Let us know what you think.

Terrain Awareness

Thursday, February 11th, 2010

Despite last week’s collision between a tow plane and a Cirrus in Colorado, they are a small part of the GA safety picture. I’d like to draw your attention to a much bigger problem: VFR into IMC. When comparing the two in terms of media play, collisions get much more attention but are far less common.
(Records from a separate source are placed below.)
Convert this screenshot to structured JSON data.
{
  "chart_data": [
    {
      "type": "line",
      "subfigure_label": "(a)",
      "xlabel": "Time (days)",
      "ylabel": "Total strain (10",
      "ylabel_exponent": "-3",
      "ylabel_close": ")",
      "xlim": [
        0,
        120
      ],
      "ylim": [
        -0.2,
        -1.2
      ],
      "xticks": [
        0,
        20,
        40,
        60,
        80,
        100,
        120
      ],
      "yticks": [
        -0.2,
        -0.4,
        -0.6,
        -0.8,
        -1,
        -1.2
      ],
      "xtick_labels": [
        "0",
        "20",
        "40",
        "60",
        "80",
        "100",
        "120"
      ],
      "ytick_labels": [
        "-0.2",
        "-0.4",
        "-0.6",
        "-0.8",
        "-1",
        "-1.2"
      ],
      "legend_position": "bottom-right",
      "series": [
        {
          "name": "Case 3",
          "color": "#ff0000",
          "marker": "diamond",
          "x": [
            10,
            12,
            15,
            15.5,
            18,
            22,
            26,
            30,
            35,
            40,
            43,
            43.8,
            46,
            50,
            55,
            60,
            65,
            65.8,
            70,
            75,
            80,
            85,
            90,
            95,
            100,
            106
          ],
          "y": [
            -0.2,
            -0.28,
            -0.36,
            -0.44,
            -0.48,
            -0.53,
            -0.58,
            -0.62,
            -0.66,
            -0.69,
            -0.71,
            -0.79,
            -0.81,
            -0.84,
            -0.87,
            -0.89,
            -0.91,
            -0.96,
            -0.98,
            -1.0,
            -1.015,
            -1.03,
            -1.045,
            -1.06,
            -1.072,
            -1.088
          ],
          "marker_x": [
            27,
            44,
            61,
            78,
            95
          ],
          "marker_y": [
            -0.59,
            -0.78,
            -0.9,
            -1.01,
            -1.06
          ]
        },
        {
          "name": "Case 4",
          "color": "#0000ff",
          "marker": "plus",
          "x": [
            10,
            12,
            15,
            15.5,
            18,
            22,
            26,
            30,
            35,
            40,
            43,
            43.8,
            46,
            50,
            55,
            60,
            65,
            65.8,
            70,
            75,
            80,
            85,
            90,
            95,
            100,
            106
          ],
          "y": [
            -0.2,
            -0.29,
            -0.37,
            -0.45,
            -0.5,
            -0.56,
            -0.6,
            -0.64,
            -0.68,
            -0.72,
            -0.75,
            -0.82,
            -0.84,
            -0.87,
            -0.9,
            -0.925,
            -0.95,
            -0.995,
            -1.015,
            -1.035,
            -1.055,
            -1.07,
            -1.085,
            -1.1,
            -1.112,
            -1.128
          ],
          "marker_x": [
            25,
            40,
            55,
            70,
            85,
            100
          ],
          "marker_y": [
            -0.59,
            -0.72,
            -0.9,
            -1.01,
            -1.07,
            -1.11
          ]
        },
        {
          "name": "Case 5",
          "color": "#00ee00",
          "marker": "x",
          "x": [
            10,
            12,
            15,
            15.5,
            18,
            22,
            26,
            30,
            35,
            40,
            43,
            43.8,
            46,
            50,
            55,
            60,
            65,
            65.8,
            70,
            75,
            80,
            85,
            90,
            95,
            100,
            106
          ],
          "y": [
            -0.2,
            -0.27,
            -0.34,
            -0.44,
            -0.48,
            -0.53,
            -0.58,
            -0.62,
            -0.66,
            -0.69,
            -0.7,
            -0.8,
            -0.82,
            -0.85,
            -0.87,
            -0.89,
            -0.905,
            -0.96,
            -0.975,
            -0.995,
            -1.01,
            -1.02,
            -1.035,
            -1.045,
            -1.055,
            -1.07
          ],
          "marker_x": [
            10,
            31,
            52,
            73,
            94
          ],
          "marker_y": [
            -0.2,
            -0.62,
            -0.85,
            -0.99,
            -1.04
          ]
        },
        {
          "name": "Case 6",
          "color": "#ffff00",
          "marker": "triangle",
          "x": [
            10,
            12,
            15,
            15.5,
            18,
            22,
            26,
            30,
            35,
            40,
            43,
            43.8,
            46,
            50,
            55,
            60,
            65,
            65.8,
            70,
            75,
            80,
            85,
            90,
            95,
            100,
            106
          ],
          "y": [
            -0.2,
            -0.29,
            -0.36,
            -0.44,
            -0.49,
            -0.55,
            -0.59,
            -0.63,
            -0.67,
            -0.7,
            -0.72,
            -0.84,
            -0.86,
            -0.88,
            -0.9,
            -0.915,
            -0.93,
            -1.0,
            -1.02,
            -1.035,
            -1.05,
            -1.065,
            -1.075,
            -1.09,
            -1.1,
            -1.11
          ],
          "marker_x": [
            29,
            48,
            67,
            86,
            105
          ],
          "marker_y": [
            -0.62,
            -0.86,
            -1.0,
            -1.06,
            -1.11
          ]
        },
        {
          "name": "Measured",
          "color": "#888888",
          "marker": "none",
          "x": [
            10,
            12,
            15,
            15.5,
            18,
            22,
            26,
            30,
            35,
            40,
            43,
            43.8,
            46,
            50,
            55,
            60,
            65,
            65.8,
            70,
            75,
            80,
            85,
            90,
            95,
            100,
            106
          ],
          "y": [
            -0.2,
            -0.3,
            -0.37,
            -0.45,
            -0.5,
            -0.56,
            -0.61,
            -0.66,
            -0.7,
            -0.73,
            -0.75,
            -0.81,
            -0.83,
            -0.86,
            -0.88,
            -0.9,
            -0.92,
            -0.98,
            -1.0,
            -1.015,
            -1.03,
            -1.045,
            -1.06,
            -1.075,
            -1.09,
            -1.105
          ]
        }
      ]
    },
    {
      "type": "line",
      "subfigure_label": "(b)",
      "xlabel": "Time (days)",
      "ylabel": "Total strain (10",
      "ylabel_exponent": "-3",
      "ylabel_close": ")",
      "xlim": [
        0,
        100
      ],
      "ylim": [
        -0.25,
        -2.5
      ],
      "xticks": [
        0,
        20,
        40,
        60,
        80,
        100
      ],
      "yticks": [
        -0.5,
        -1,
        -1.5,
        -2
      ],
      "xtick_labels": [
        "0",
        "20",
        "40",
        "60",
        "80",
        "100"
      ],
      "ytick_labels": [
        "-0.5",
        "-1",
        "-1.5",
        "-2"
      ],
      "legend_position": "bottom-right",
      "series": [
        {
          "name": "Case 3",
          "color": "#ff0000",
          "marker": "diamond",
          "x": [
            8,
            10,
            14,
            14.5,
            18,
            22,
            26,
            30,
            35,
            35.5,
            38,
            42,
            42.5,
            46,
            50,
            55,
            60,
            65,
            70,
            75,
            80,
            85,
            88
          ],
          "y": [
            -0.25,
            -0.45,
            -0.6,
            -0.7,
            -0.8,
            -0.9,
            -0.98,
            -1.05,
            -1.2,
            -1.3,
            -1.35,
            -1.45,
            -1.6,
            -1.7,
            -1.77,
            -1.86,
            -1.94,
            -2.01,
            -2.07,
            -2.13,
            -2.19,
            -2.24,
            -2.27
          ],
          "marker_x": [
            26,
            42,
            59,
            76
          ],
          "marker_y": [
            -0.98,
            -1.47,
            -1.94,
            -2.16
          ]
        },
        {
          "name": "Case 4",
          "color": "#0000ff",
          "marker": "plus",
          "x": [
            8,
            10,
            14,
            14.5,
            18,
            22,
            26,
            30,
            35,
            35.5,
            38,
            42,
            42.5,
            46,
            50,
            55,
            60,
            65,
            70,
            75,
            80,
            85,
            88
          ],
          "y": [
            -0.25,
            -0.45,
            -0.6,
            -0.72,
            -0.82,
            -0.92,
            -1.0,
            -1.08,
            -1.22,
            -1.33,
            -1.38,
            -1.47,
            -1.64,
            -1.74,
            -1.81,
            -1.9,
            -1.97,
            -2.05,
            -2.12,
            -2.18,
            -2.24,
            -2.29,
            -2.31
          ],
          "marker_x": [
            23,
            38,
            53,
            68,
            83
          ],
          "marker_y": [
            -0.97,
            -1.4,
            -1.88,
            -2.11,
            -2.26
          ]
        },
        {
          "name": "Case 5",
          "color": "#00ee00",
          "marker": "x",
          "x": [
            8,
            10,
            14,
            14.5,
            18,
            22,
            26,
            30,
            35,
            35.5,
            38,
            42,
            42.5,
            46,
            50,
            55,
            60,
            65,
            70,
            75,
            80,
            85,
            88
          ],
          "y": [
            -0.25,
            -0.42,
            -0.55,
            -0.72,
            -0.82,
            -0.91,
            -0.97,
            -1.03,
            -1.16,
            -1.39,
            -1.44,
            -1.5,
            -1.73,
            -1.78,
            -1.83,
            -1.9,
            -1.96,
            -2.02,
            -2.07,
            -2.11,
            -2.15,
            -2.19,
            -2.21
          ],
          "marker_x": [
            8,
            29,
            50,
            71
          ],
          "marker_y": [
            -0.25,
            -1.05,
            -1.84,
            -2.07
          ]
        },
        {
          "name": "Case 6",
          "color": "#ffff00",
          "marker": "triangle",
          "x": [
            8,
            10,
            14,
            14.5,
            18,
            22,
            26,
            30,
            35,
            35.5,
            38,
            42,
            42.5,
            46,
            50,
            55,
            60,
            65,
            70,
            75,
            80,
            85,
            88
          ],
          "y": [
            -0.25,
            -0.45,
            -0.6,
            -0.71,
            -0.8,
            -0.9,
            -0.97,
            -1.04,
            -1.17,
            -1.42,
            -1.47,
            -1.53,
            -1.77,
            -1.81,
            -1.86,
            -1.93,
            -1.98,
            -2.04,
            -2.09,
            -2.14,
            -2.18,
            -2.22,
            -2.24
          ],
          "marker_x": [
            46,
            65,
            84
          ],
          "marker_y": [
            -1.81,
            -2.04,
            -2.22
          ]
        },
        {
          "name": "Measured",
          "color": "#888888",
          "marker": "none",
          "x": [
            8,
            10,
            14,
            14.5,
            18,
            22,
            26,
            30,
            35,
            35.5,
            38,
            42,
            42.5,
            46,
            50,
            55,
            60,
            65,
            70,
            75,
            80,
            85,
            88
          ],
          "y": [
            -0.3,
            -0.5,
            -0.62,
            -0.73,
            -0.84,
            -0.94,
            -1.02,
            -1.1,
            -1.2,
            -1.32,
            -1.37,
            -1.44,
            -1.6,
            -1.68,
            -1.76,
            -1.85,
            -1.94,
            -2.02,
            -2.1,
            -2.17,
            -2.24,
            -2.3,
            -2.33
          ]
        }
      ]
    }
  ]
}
Midairs average between 7-10 annually. To be fair, you need to double the number of hull losses because it takes two to tangle but here’s the interesting part. Typically, the fatal accident ratio on midairs is about 50% because many occur just over the touchdown zone. It results in a really hard landing but nobody falls very far and there are often no injuries. That is NOT to minimize the severity of any particular accident, as we saw last week – just relating the stats.

In the 30 or so annual VFR into IMC accidents, usually 90% result in fatalities. Too often the pilot chooses not to get a weather brief or download, or gets it, and ignores the warnings. It doesn’t help that “VFR Not Recommended” is occasionally in error. The flight launches and before too long the pilot is getting squeezed between cloud and terra firma. Doesn’t take much imagination to figure out what happens next. The widow makers are terrain ( mountains), towers and, of course, spatial disorientation  – Flying in low visibility over mountainous terrain is just not smart and towers will show up anywhere.

ASF created an Accident Case Study based on this all-too-common scenario and a Pilot Safety Announcement with a fairly pithy message. But how would a VFR pilot know what his or her minimum altitude should be and how low could the clouds descend before deciding to throw in the towel? First question is, What part of cloud don’t you understand?

There are several ways of determining this but we came up with something called a Terrain Awareness Plan ( TAP). It starts with a sectional chart and the maximum elevation figure.

If  you’d like to go more high tech go to the Aviation weather Center’s HEMS Tool and download (It’s still experimental) as an option.

If you’ve got another way, we’d like to hear it. We don’t want more posthumous Darwin Award trophies  this year so spread the word to those who push VFR limits. It can be said with absolute certainty that not one of the pilots who crashed in weather last year thought an accident would happen to them.